Halen şehrimizin yapı stok durumu net olarak belli olmamakla beraber, riskli olduğunu bildiğimiz yapılar için Ada- Mahalle bazında kentsel dönüşüm projeleri uygulanamamaktadır. Parsel bazında yapılan kentsel dönüşümler ya maddi açıdan güçlü konut sahiplerinin girişimiyle ya da rant getirisi olan parsellerin müteahhitler tarafından yapılmasıyla gerçekleşmektedir. Yoksul vatandaşların yaşam alanları için çözüm üretilmemekte, neredeyse yok sayılmaktadır.
Olası bir afet durumunda ilçelerimizde kullanılacak olan toplanma alanları maalesef halen ihtiyaç halinde kullanılabilir ve ihtiyacı karşılayabilecek durumda değildir. Toplanma Alanları ya işgal altında ya da gerekli altyapıdan yoksun sadece göstermelik olarak belirlenmiş durumdadır. Acil olarak ilçelerde toplanma alanlarının çevredeki ihtiyacı karşılayacak kapasitede belirlenmesi ile beraber mevcut belirlenen alanların ihtiyaç halinde kullanılabilir duruma getirilmesi gerekmektedir.

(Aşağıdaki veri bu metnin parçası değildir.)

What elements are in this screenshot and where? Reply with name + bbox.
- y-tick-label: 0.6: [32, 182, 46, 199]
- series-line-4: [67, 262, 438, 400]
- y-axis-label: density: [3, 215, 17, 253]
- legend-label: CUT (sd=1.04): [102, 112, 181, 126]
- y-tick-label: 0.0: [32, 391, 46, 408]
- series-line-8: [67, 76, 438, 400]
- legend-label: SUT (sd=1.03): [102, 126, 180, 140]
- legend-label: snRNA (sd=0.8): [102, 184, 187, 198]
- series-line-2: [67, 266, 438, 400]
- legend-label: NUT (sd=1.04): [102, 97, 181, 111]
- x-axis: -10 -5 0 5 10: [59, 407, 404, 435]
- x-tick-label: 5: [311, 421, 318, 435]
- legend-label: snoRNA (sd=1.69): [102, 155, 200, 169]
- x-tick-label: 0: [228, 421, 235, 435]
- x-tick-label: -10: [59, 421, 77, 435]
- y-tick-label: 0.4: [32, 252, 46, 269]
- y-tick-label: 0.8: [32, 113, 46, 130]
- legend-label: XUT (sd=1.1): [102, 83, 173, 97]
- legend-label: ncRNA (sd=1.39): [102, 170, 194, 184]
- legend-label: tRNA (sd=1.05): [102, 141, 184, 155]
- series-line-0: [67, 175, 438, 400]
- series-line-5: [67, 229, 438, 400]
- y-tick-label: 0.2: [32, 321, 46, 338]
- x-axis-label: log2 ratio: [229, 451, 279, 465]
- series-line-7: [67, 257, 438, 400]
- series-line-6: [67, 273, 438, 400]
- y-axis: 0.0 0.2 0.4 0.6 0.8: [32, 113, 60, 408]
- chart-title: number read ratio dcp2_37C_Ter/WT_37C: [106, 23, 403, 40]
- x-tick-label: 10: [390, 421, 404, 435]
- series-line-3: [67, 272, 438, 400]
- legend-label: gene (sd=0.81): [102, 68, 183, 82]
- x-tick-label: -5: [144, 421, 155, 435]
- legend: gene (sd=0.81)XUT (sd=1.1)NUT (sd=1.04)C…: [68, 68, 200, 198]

Önemle belirtmek isteriz ki; HAMOK olarak kurumlardan beklentimiz (Valilik, Çevre ve Şehircilik, Büyükşehir Belediye, İlçe Belediyeleri ve Bağlı Kurumlar) acil olarak şehrimizin yapı stokunun belirlenmesi, Deprem Master Planının yapılması ve ada-mahalle bazında kentsel projelerin bir an önce uygulamaya geçirilmesidir. Yasa çıkarma ve denetleme yetkisini ellerinde bulunduran kurumların aklın ve bilimin gereklerini yerine getirmeleri önceliklidir. Şehrimizden başlayarak bütün ülkede deprem gerçeği ile yüzleşerek bilimin ve tekniğin gerektirdiği somut adımların atılmasını bekliyoruz. Bunun yanı sıra depreme hazırlık için başta HAMOK bileşeni meslek odaları olmak üzere demokratik kitle örgütleri, sivil toplum kuruluşları ve bütün yurttaşların deprem konusunda bilinçli ve aktif tutum alması gerektiğini vurgulamak isteriz.
HAMOK olarak bu süreç içerisinde bütün kurumlarla iletişim ve iş birliği halinde kalarak her türlü katkı ve desteği vermeye hazır olduğumuzu bir kez daha kamuoyunun bilgisine sunarız.”